School of Communication Reunion Edition 2025 header

Roger Mezer

By Roger Mezger

For 144 years now, working for The Lantern has taught student journalists valuable life lessons. As a Lantern reporter in 1970, two lessons really hit home for me.

  • When you have smart editors who see and pursue big stories, try not to disappoint them.
  • What you, the reporter, see as “a story” is sometimes a very painful, life-altering experience for the people in that story. Don’t check your humanity at the door.

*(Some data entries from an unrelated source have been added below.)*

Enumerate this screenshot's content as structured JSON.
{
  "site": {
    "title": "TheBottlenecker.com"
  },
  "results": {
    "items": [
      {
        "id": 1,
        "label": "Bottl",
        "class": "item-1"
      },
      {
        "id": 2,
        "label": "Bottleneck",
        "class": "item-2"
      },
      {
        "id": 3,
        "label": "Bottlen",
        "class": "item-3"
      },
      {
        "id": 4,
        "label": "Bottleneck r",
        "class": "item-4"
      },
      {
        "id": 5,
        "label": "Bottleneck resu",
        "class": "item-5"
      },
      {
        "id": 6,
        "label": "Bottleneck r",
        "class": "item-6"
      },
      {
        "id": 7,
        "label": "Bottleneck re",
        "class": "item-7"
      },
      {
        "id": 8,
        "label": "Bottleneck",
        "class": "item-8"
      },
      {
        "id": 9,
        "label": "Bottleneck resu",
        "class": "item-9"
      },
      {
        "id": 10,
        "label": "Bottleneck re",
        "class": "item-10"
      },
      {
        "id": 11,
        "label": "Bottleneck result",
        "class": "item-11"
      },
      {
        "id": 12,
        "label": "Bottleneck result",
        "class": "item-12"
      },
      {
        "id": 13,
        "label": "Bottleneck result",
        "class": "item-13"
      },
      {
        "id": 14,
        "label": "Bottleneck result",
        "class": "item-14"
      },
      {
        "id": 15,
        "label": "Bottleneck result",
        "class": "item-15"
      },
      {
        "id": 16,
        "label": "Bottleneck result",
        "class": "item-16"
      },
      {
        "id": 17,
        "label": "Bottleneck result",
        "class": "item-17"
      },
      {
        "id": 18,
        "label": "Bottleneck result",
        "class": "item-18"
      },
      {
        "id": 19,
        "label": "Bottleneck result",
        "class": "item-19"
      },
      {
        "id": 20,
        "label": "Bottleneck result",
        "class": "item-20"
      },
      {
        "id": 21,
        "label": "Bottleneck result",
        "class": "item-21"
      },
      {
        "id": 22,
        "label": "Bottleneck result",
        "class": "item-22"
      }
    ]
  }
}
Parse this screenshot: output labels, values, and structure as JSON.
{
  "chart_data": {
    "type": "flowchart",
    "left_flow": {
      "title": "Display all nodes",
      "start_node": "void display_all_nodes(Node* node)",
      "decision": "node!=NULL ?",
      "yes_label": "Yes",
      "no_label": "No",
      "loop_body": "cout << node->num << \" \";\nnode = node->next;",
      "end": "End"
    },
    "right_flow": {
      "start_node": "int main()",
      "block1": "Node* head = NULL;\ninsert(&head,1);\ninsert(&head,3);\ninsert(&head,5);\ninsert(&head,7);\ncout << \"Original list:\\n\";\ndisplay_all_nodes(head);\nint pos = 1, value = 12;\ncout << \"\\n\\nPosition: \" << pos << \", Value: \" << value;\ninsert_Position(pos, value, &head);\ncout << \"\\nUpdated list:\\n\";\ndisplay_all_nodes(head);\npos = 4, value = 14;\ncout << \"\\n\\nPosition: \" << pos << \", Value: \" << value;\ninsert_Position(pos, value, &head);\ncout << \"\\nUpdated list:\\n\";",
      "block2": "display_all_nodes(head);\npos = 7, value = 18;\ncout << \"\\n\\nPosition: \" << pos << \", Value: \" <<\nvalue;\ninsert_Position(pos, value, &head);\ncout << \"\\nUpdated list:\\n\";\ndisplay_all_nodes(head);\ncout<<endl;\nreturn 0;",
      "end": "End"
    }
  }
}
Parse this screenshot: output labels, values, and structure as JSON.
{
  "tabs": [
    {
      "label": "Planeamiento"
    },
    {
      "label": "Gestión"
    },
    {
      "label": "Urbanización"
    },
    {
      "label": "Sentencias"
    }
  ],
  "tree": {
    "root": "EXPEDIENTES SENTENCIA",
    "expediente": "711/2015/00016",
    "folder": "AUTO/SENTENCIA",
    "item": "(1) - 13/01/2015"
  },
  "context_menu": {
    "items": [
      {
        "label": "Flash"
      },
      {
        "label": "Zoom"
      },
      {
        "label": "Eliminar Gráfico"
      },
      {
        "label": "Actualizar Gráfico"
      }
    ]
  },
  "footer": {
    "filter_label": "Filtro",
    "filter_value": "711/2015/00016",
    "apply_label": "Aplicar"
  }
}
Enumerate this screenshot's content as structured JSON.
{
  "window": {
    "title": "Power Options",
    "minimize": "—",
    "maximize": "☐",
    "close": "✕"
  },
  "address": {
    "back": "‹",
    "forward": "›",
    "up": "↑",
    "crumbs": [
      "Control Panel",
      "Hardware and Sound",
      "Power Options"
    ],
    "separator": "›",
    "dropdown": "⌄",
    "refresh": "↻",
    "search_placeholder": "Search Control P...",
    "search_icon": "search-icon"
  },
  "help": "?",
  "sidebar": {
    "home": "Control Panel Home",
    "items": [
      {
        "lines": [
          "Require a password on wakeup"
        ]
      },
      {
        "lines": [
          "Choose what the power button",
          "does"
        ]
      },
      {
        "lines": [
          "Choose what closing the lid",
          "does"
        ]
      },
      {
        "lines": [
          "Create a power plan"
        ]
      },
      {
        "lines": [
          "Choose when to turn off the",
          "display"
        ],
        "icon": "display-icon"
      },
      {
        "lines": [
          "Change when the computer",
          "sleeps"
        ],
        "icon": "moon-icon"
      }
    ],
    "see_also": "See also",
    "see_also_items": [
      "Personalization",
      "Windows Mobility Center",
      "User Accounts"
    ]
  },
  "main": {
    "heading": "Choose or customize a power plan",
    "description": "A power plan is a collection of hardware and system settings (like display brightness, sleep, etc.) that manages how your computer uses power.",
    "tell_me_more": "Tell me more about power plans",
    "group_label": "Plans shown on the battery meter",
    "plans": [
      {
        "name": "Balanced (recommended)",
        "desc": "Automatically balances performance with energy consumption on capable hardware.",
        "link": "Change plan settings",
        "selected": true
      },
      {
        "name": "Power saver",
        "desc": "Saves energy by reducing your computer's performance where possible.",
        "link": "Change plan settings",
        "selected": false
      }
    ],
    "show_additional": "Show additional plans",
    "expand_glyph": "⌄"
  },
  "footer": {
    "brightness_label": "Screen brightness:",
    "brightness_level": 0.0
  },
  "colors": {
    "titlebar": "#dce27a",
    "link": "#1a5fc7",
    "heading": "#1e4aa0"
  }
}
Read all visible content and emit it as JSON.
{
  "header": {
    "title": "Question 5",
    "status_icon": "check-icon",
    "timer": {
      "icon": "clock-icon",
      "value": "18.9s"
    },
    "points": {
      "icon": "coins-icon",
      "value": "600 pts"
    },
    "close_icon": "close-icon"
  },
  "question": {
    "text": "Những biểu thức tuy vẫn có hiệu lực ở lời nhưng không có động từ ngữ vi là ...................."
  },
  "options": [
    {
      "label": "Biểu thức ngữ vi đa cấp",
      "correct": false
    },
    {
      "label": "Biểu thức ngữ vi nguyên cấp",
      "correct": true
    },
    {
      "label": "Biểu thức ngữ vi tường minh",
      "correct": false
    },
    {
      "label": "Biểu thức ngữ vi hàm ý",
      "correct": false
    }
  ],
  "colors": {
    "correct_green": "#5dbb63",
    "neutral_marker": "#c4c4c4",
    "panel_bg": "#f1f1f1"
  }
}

On Sunday morning, May 3, 1970, I was in the Lantern newsroom finishing up a story. The previous night at Kent State University, student protests against the war in Vietnam had escalated and the ROTC building had been burned to the ground. Suddenly I was being asked to drive to Kent to check it out.

But other than Gov. James A. Rhodes’ inflammatory press conference and clusters of National Guard troops here and there, the Kent State campus looked pretty normal that Sunday afternoon — nothing at all like the violent, potentially lethal tinderbox that was Ohio State on April 29 and 30.

Sunday night was quite different, though, an eerie sight with skirmishes and tear-gassing on the edge of campus and helicopters lighting the scene. The campus was under curfew, so I spent a mostly sleepless night in The Daily Kent Stater newsroom, just me and the ever-ringing phones.

Around mid-morning May 4, all seemed calm again. One of the Stater editors advised that a protest rally planned for noon probably wouldn’t amount to much. Nothing to see here, so I headed back to Columbus. In the Lantern newsroom I found assistant managing editor Lou Heldman and some others huddled around the wire machines. “We have someone there!” I heard Heldman say. Then he saw me, and there was nowhere to hide.

Months later, on Saturday, Nov. 14, the phone in my apartment on East Norwich rang at around 11:30 p.m. The plane carrying the Marshall University football team had crashed in West Virginia. Lantern editor-in-chief Jay Smith was talking me into heading to Huntington.

It was a lot for a 20-year-old to cope with. A smoldering DC-9 upside down in the trees. The sickening smell of burnt flesh and jet fuel. The body bags lined up in an airport hangar,and everywhere, stunned, grieving people. How to approach them? This time I got a story. But it was far different from any reporting class.

Journalism textbooks helped teach us the basics. Our real-world experiences as Lantern staffers taught us so much more.

Editor’s Note: Roger Mezger graduated in 1972 and was The Lantern’s editor-in-chief Winter Quarter 1972. He worked 38 years as a reporter and editor at the Akron Beacon Journal and The Plain Dealer in Cleveland. He lives in Akron.